While these efforts may ultimately provide living coral for divers and a few local fishermen, the ultimate impact is minuscule. To some extent, it may even divert environmentalists' attention from addressing the politics of global warming inaction.

It's Not Just Corals That Are Suffering.

The death of 600 miles (1000km) of mangrove on Australia's northern coast has been blamed on extreme conditions including record temperatures. Around 7400 hectares of mangrove strung along the Gulf of Carpentaria died in a single month in 2016 due to prolonged drought and sea levels that dropped by about 8 inches (20cm) according to Dr. Norman Duke, of James Cook University. Duke said that mangroves, much like coral reefs, are vulnerable to a warming climate and extreme weather events.

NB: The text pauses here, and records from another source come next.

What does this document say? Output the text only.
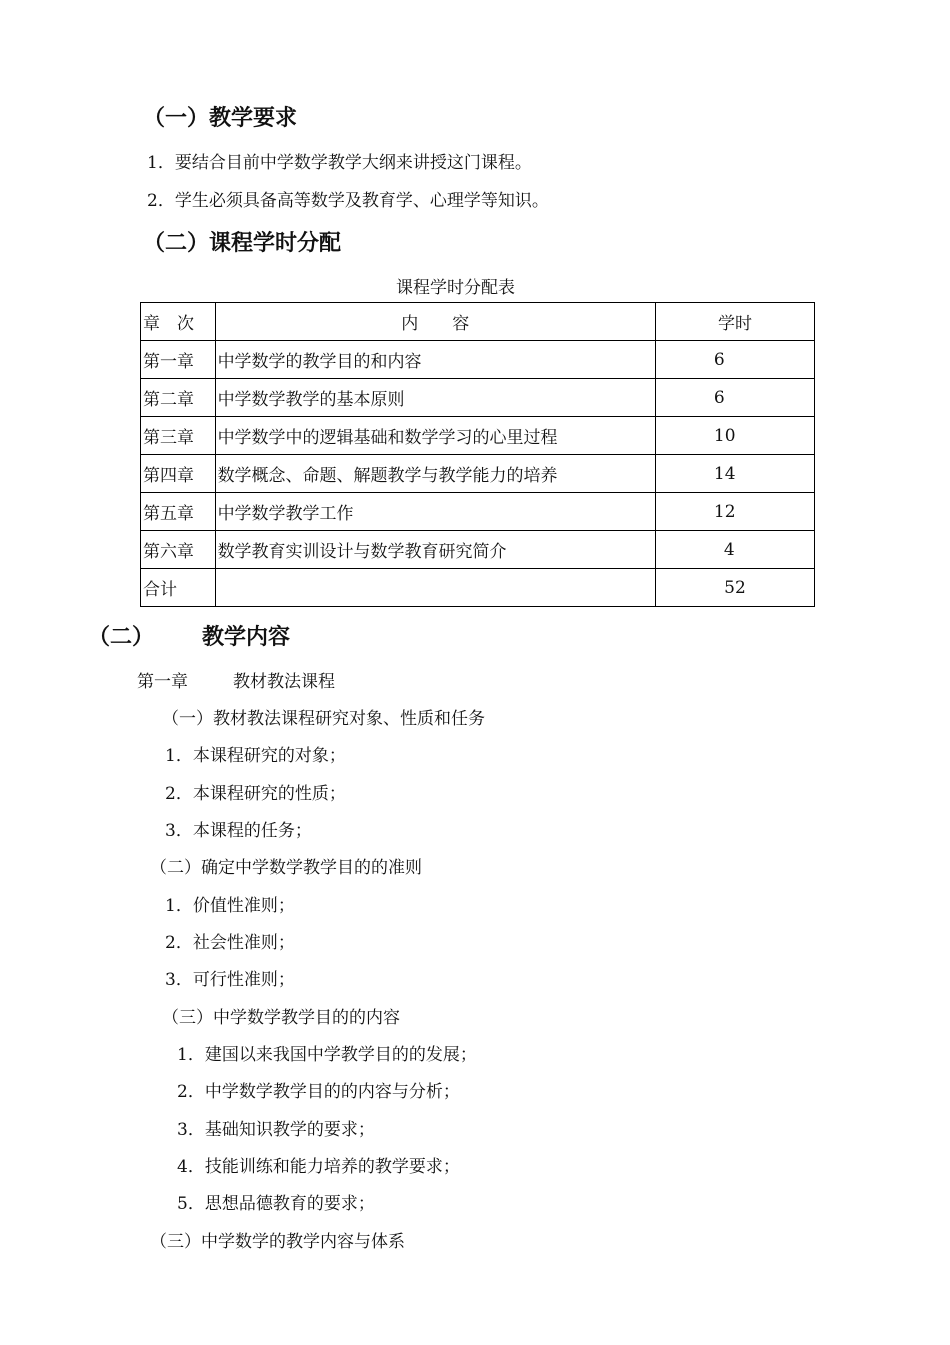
（一）教学要求
1．要结合目前中学数学教学大纲来讲授这门课程。
2．学生必须具备高等数学及教育学、心理学等知识。
（二）课程学时分配
课程学时分配表
章　次	内　　容	学时
第一章	中学数学的教学目的和内容	6
第二章	中学数学教学的基本原则	6
第三章	中学数学中的逻辑基础和数学学习的心里过程	10
第四章	数学概念、命题、解题教学与教学能力的培养	14
第五章	中学数学教学工作	12
第六章	数学教育实训设计与数学教育研究简介	4
合计		52
（二） 教学内容
第一章	教材教法课程
（一）教材教法课程研究对象、性质和任务
1．本课程研究的对象；
2．本课程研究的性质；
3．本课程的任务；
（二）确定中学数学教学目的的准则
1．价值性准则；
2．社会性准则；
3．可行性准则；
（三）中学数学教学目的的内容
1．建国以来我国中学教学目的的发展；
2．中学数学教学目的的内容与分析；
3．基础知识教学的要求；
4．技能训练和能力培养的教学要求；
5．思想品德教育的要求；
（三）中学数学的教学内容与体系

Divers armed with just a marker and slate can participate in a Wildlife Conservation Society initiative to record bleaching anywhere in the world. A rapid assessment template can be downloaded to enable date recording and sharing. goo.gl/uqnvZt

Have We Run Out of Time?

Investigative historian Eric Zuesse says that the first study to integrate scientific research to project approximately when climate change will produce permanent catastrophic consequences has been accepted and will soon be published in the scientific journal Nature. Things will start going haywire in the tropics around 2020 "and in our part of the world at around 2047."

In the meantime, a new anti-science attitude is infusing Washington, not only rolling back regulations that had some effect on stemming climate change, but also threatening to pass new laws that, for the short-term profit of some, will help degrade our oceans to the point of no return.